Pro Football Focus gave Allen a 76.0 overall grade and 72.5 for passing. They charted Allen throwing only four passes between the numbers that traveled beyond the line of scrimmage, which you would like to see more of. But Allen completed two of them, and would've had three if Kelvin Benjamin didn't drop one that should've gone for a touchdown.

QB analyst Jim Kubiak was impressed with Josh Allen's game, grading him at 94.5 percent on Kubiak's "Doing your job" scale.
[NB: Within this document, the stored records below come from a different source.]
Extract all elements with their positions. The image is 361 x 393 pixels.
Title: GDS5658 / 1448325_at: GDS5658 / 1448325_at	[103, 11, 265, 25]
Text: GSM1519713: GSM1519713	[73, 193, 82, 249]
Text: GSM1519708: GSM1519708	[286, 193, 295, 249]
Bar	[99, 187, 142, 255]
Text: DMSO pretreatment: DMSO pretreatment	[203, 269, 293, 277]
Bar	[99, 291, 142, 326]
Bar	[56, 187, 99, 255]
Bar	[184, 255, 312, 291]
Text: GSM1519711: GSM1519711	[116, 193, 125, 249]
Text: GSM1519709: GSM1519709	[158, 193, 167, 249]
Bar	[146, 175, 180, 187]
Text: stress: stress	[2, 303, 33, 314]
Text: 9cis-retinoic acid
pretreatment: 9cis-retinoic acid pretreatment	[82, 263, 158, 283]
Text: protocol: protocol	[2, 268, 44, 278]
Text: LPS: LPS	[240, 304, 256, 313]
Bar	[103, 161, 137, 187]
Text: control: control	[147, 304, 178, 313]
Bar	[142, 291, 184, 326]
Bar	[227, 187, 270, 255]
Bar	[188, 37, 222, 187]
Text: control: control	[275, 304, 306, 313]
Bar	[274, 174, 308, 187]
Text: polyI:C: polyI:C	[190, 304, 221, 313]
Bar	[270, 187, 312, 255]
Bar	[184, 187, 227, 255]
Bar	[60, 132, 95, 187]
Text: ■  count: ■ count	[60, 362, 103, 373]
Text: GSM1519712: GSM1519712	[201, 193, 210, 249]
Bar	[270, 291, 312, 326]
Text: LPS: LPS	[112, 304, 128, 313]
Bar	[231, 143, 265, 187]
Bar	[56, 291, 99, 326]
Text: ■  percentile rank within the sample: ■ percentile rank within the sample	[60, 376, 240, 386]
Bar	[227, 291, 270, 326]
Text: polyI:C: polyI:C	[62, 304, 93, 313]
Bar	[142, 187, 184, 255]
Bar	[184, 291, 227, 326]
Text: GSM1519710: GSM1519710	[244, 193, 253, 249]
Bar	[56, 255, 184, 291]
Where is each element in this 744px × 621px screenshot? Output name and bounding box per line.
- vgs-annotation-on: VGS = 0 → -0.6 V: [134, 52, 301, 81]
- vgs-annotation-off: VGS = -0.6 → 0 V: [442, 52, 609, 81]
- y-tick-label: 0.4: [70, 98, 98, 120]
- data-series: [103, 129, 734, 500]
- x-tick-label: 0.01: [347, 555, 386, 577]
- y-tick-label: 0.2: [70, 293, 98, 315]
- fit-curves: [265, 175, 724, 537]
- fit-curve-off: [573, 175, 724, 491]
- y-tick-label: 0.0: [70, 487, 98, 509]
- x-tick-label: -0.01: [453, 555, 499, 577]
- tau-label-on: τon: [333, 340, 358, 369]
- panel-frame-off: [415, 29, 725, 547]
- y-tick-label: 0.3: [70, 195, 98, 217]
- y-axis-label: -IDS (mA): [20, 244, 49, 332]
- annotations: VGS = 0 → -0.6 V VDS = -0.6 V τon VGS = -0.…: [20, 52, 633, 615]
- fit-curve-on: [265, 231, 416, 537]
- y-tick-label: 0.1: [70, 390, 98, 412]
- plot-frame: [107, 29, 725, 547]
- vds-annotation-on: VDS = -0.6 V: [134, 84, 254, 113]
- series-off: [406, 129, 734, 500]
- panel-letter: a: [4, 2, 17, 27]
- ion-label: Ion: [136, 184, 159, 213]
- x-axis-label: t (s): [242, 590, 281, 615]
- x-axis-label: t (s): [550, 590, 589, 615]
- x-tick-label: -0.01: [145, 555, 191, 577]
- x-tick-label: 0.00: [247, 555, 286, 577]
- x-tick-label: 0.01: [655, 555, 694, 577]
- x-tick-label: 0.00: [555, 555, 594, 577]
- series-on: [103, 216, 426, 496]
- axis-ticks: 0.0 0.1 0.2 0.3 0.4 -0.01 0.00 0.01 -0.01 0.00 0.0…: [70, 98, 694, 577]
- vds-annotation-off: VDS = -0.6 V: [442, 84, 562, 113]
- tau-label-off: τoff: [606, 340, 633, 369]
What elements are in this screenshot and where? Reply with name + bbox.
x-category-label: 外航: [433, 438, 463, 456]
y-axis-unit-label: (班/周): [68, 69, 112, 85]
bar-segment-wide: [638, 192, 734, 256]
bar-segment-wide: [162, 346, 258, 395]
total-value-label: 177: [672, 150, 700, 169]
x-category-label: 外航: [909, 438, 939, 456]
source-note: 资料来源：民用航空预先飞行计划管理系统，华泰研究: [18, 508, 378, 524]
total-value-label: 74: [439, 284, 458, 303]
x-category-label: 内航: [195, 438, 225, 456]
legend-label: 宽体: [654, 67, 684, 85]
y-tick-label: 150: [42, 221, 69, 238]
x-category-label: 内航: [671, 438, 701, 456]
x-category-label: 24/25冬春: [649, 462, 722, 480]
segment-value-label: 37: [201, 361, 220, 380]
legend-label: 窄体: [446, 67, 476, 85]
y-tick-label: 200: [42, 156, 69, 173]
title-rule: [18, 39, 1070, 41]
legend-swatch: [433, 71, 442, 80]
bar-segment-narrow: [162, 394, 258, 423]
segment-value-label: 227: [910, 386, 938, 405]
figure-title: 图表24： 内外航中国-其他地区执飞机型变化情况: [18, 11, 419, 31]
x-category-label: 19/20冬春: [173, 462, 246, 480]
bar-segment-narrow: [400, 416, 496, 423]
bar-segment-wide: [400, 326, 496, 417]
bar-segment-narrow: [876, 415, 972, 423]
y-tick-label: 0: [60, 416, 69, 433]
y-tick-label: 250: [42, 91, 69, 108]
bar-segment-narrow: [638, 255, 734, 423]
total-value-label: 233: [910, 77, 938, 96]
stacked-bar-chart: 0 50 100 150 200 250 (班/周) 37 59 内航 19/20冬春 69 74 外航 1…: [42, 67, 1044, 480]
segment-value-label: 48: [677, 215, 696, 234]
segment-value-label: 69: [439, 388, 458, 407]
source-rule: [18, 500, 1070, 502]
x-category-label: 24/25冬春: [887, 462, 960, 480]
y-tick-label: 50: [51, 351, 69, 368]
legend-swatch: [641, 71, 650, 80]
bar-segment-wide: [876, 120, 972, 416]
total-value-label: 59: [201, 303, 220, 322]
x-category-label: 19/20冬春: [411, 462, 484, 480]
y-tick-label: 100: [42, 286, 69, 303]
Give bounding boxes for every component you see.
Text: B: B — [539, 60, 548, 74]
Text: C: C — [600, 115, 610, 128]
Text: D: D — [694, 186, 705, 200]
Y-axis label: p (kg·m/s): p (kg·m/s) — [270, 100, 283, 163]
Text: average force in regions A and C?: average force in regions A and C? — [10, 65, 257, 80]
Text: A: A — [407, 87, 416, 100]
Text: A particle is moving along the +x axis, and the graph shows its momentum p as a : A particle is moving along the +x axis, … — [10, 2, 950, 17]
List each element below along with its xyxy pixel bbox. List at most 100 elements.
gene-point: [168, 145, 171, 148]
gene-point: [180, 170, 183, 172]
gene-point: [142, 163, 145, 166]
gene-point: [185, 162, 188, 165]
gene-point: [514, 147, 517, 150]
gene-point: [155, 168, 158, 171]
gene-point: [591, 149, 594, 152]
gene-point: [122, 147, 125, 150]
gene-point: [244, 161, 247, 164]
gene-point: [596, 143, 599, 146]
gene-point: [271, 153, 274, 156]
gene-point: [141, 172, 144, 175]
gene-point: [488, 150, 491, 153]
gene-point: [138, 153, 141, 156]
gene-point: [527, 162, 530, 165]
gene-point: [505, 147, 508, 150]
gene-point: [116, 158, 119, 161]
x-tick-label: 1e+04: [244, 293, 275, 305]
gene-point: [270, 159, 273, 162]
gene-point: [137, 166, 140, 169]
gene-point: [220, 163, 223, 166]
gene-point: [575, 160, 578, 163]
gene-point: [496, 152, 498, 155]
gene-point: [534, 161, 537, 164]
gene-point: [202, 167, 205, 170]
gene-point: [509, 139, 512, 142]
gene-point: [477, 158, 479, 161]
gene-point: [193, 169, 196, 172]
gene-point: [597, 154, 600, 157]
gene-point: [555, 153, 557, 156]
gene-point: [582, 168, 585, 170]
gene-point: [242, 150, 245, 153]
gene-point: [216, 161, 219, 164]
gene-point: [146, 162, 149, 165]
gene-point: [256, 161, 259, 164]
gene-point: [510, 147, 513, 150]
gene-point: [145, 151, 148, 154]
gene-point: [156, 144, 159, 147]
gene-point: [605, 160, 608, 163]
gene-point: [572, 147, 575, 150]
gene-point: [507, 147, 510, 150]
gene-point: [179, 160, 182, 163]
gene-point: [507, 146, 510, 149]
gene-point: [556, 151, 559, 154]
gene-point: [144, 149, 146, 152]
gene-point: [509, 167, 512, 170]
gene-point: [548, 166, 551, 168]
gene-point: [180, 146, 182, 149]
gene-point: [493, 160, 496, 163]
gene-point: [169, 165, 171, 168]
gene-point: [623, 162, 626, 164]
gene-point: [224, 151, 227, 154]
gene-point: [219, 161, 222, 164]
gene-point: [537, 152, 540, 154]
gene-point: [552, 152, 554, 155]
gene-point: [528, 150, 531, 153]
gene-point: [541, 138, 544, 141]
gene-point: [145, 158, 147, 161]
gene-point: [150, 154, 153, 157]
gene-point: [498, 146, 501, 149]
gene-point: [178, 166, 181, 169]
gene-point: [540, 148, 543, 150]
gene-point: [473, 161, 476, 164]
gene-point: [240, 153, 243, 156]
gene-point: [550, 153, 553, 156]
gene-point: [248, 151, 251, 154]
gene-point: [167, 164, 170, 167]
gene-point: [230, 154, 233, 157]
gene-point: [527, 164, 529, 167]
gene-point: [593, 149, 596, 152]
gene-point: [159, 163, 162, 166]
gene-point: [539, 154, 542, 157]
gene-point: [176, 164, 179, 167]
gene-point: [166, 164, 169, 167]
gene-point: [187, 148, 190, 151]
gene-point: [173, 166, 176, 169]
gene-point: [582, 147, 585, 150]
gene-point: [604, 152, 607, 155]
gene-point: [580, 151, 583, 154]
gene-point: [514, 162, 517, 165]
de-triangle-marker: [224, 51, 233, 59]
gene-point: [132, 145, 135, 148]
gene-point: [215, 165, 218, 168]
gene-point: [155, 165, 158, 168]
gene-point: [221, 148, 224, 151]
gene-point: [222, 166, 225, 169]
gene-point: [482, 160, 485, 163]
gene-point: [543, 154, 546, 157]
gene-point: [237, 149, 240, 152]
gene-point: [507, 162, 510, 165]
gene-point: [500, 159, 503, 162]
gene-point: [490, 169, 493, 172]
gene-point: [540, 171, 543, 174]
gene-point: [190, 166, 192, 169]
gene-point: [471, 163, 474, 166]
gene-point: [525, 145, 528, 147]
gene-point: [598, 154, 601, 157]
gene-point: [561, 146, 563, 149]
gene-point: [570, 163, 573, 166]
He also noted that Daboll "put Allen in good situations with simple reads, screens and concepts where Allen could be decisive."

One other point in that article that deserves elaboration is the claim that "statistically teams that win the turnover ratio win the game 80 percent to 90 percent of the time." There are no statistics that back that claim, at least at the NFL level. Since the 1970 merger, teams with positive turnover ratios have gone 6,989-1,922-46 for a 78.3 win percentage. Restricting the data set to 1990, the win percentage goes up to 78.7, and since division realignment in 2002, it's closer at 79.2, but still not "80 percent to 90 percent." Individual seasons may have beaten the 80-percent clip, such as 1972's 80.1 win percentage, but over no significant period of time has that claim been true.

Tre'Davious White looking more like a true shutdown cornerback: “I told him in the offseason he can be the best corner in this league,” Micah Hyde said. Through three games, White looks the part. Only Richard Sherman, Eli Apple and Joe Haden have allowed fewer receptions per snap in coverage (Haden's stats not including Monday night).



How Vegas made out with Bills' upset of Vikings: What happens when a 16.5-point underdog pulls off the upset? It turned out to not be that big a deal from a Vegas perspective because the big line apparently scared off many bettors. A spokesman for the Westgate SuperBook categorized it as "a good game but not great. The general public usually doesn’t feel comfortable laying all those points and stay away from those games. In addition, it was a lightly bet game."

Position grades: As mentioned above, Allen got a 4 out of 5, but other position groups scored even higher. Mark Gaughan gave both the defensive line and linebackers 4.5 out of 5.

Jay Skurski's Observations: Allen's hurdle was still being talked about Monday – and it even got Daboll to crack a joke: "You guys are out there for practice and individual (drills), right? We spend five minutes on hurdling and then the other five minutes on footwork," he said in jest. "We have (quarterbacks coach) David (Culley) stand out there, and Josh makes the leap." No such luck for Sean McDermott, though. “I think the takeaway for me was it was a critical third down,” McDermott said. “They blitzed, and Josh found a seam and took it. The part I like about it was he was decisive. You don’t always see that with young players. I thought overall, our team was decisive and played fast. Whenever you do that, usually good things happen.” Here's the full transcript.

Why Rob Gronkowski turned down trade to the Lions: He loves him some TB12.

Watch: Vic Carucci and Adam Benigni discussed the significance of the Bills' upset victory.

Monday Night recap: Ryan Fitzpatrick threw for 411 yards, three touchdowns and three picks, becoming the first player in NFL history to throw for 400 yards in three consecutive games, but his Buccaneers lost to the Steelers, 30-27. The Steelers led 23-7 in the second quarter and held on for their first win.